By IANS,
New Delhi : Nearly five months after 26/11, candour and introspection marked a seminar of Pakistani and Indian journalists and writers here Wednesday, as they admitted they sometimes tended to speak in the “language of the secret services”.
The conference at the India International Centre took a broad, overarching view of how the media in both India and Pakistan reported events following the Nov 26, 2008 terrorist attacks in Mumbai and analysed whether their reporting whipped up jingoism and created war hysteria.
Those present were taken by surprise when members of the rightwing Sri Rama Sene, which hit the public eye with its attack on women in a Mangalore pub in January this year, tried to disrupt the seminar, shouting slogans against Pakistan. But they were soon pushed out.
Booker-winning author Arundhati Roy, who was one of the speakers, called for greater introspection on the roots of the Mumbai attacks rather than focusing on the identity of the attackers.
Roy tried to suggest that incidents like 26/11 and a growing proliferation of “poisonous ideologies” in the region was linked to the unresolved Kashmir dispute.
“There have been accusations and counter-accusations. But there is a silence about why Mumbai happened,” she said.
“Kashmir is at the centre of it. Everybody wants to ignore it and nobody wants to talk about it,” she said.
In a polemical strain, Roy, the author of “The God of Small Things”, called for “a summit of ‘gaddars’ (traitors) who are prepared to betray party lines” to discuss and resolve these issues that divide the two countries.
Transcending the border divide, journalists from both sides underlined the need for objectivity and balanced reporting in sensitive situations like the Mumbai attacks in which over 170 people were killed by Pakistan-based terrorists.
Rahimullah Yousafzai, a Peshawar-based journalist famous for his interview with terror mastermind Osama bin Laden, spoke about the pressures facing Pakistani journalists in the North West Frontier Province and risks they face on a daily basis in performing their duties.
“Many journalists have been killed and many have been forced to give up. There are so many risks and pressures,” he said.
He also spoke about the tendency of the media to parrot what the secret services are saying without independent verification.
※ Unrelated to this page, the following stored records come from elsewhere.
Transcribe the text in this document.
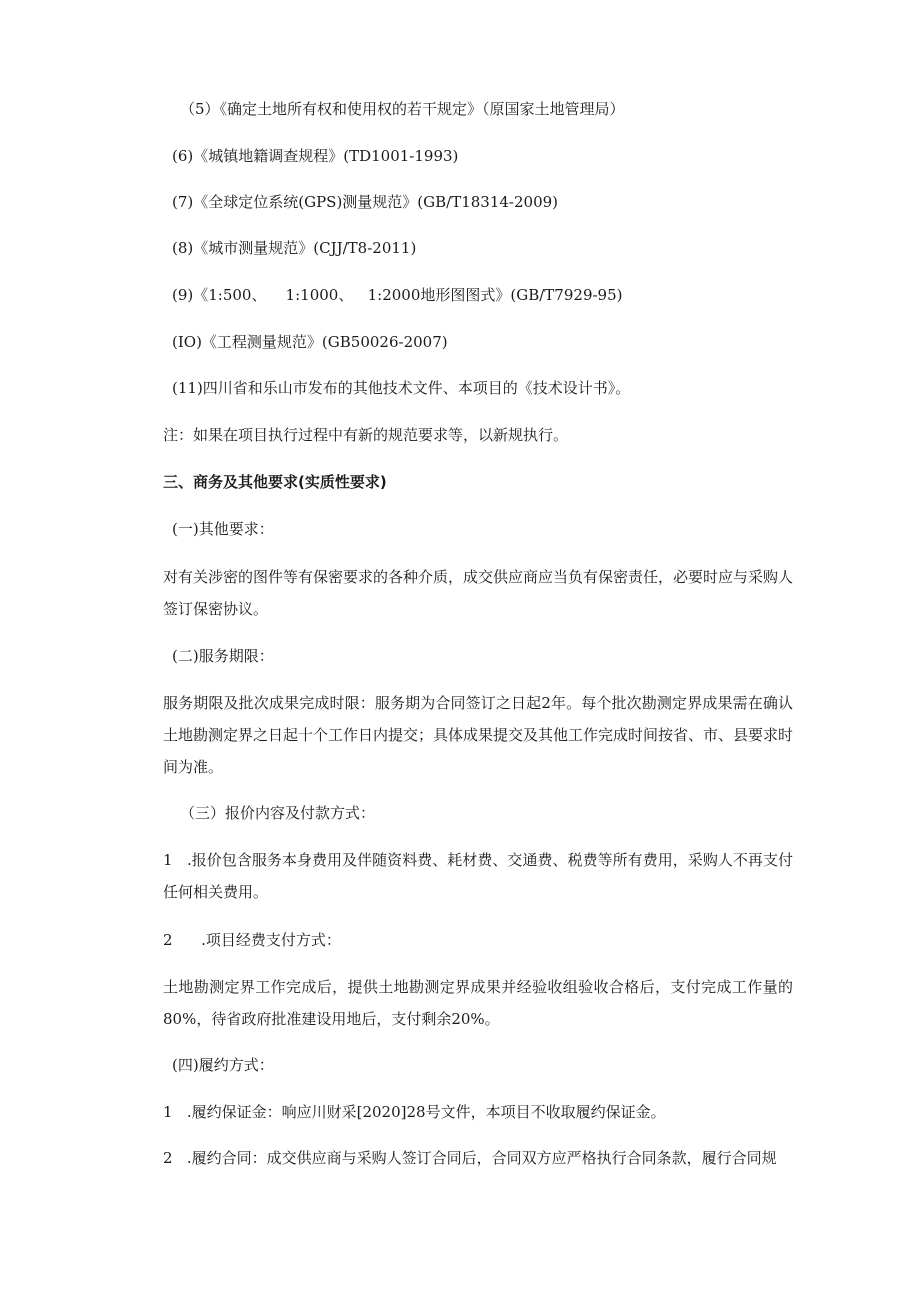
（5）《确定土地所有权和使用权的若干规定》（原国家土地管理局）
(6)《城镇地籍调查规程》(TD1001-1993)
(7)《全球定位系统(GPS)测量规范》(GB/T18314-2009)
(8)《城市测量规范》(CJJ/T8-2011)
(9)《1:500、    1:1000、   1:2000地形图图式》(GB/T7929-95)
(IO)《工程测量规范》(GB50026-2007)
(11)四川省和乐山市发布的其他技术文件、本项目的《技术设计书》。
注：如果在项目执行过程中有新的规范要求等，以新规执行。
三、商务及其他要求(实质性要求)
(一)其他要求：
对有关涉密的图件等有保密要求的各种介质，成交供应商应当负有保密责任，必要时应与采购人签订保密协议。
(二)服务期限：
服务期限及批次成果完成时限：服务期为合同签订之日起2年。每个批次勘测定界成果需在确认土地勘测定界之日起十个工作日内提交；具体成果提交及其他工作完成时间按省、市、县要求时间为准。
（三）报价内容及付款方式：
1   .报价包含服务本身费用及伴随资料费、耗材费、交通费、税费等所有费用，采购人不再支付任何相关费用。
2      .项目经费支付方式：
土地勘测定界工作完成后，提供土地勘测定界成果并经验收组验收合格后，支付完成工作量的80%，待省政府批准建设用地后，支付剩余20%。
(四)履约方式：
1   .履约保证金：响应川财采[2020]28号文件，本项目不收取履约保证金。
2   .履约合同：成交供应商与采购人签订合同后，合同双方应严格执行合同条款，履行合同规
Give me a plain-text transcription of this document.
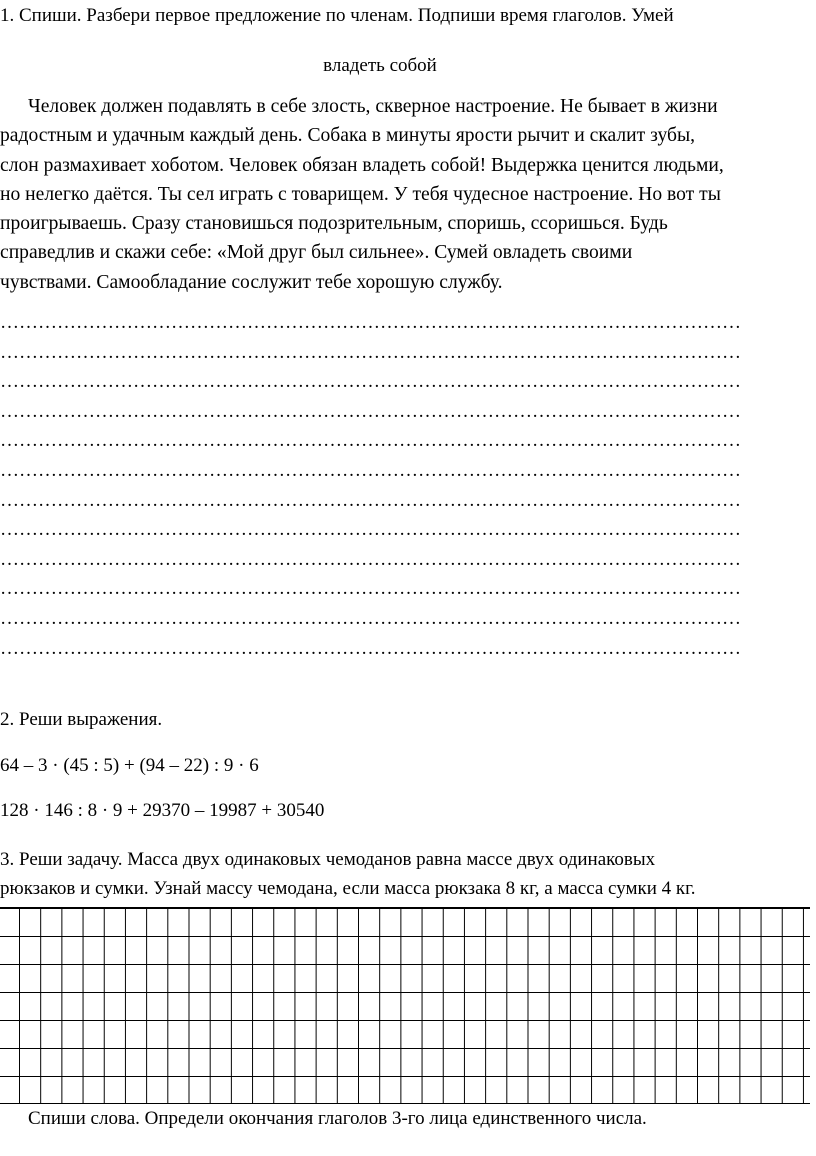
1. Спиши. Разбери первое предложение по членам. Подпиши время глаголов. Умей
владеть собой
Человек должен подавлять в себе злость, скверное настроение. Не бывает в жизни
радостным и удачным каждый день. Собака в минуты ярости рычит и скалит зубы,
слон размахивает хоботом. Человек обязан владеть собой! Выдержка ценится людьми,
но нелегко даётся. Ты сел играть с товарищем. У тебя чудесное настроение. Но вот ты
проигрываешь. Сразу становишься подозрительным, споришь, ссоришься. Будь
справедлив и скажи себе: «Мой друг был сильнее». Сумей овладеть своими
чувствами. Самообладание сослужит тебе хорошую службу.
………………………………………………………………………………………………………
………………………………………………………………………………………………………
………………………………………………………………………………………………………
………………………………………………………………………………………………………
………………………………………………………………………………………………………
………………………………………………………………………………………………………
………………………………………………………………………………………………………
………………………………………………………………………………………………………
………………………………………………………………………………………………………
………………………………………………………………………………………………………
………………………………………………………………………………………………………
………………………………………………………………………………………………………
2. Реши выражения.
64 – 3 · (45 : 5) + (94 – 22) : 9 · 6
128 · 146 : 8 · 9 + 29370 – 19987 + 30540
3. Реши задачу. Масса двух одинаковых чемоданов равна массе двух одинаковых
рюкзаков и сумки. Узнай массу чемодана, если масса рюкзака 8 кг, а масса сумки 4 кг.
Спиши слова. Определи окончания глаголов 3-го лица единственного числа.
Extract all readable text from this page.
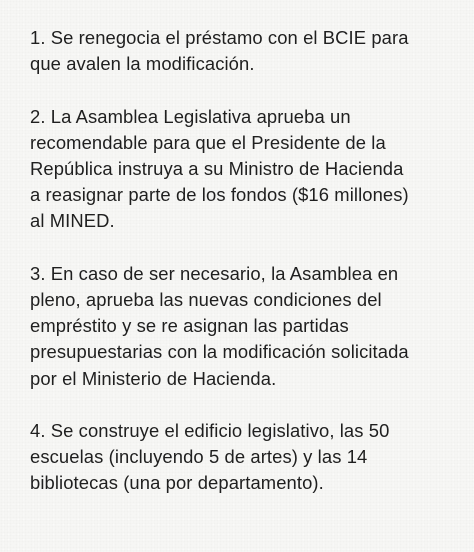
1. Se renegocia el préstamo con el BCIE para
que avalen la modificación.

2. La Asamblea Legislativa aprueba un
recomendable para que el Presidente de la
República instruya a su Ministro de Hacienda
a reasignar parte de los fondos ($16 millones)
al MINED.

3. En caso de ser necesario, la Asamblea en
pleno, aprueba las nuevas condiciones del
empréstito y se re asignan las partidas
presupuestarias con la modificación solicitada
por el Ministerio de Hacienda.

4. Se construye el edificio legislativo, las 50
escuelas (incluyendo 5 de artes) y las 14
bibliotecas (una por departamento).
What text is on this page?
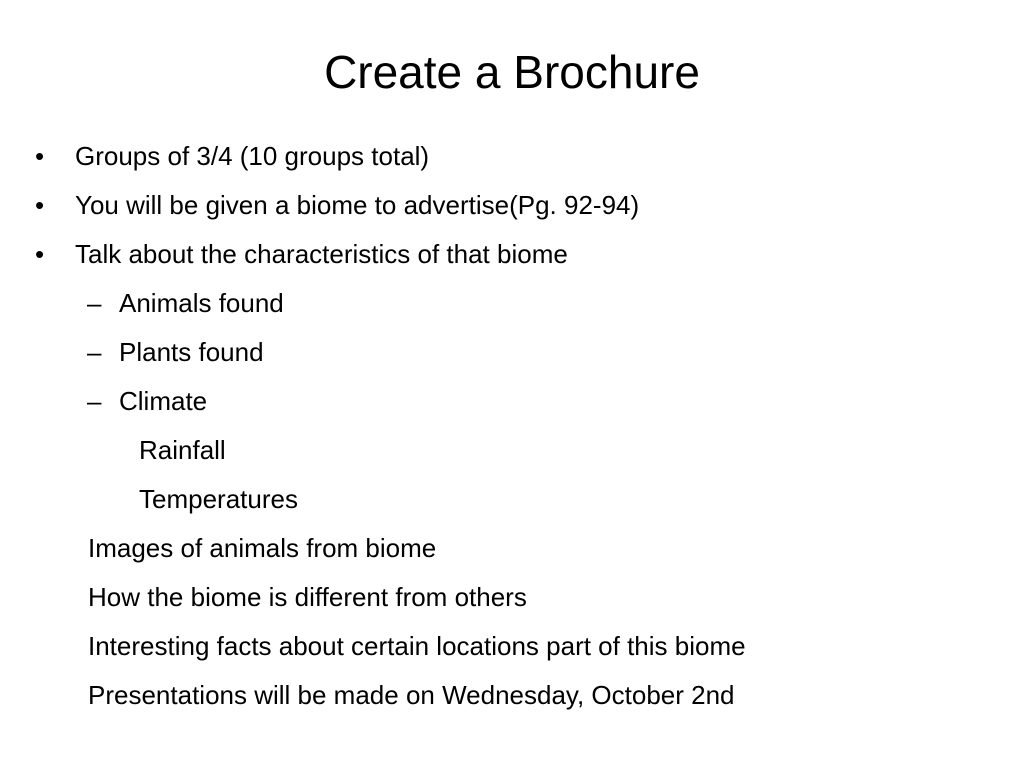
Create a Brochure
• Groups of 3/4 (10 groups total)
• You will be given a biome to advertise(Pg. 92-94)
• Talk about the characteristics of that biome
– Animals found
– Plants found
– Climate
Rainfall
Temperatures
Images of animals from biome
How the biome is different from others
Interesting facts about certain locations part of this biome
Presentations will be made on Wednesday, October 2nd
Many journalists felt the role of the media in setting the agenda for India-Pakistan relations was limited. “The media’s impact on India-Pakistan relations is overestimated,” said Bharat Bhushan, editor, The Daily Mail.
Swapan Dasgupta, known for his rightwing views, agreed saying the media’s ability to shape the discourse of India-Pakistan relations was limited.
He, however, said that nationalism is inseparably bound with reporting on issues relating to India and Pakistan. “Nationalism is a powerful force and it will continue to be a powerful force,” he said.
Pakistani fashion journalist Muniba Kamal made a case for a nuanced understanding of the problem of terrorism saying the poverty-ridden background of Ajmal Kasab, the lone Pakistani terrorist captured during the Mumbai attacks, is important to understanding the problem of terrorism.
Kamal also contended that the Mumbai attacks could not have happened without local support from some alienated Indian Muslims.
Indian journalists lauded the independence of the Pakistani media and singled out their initiative to trace Kasab’s roots to Faridkot when the Pakistani government was in denial about his nationality.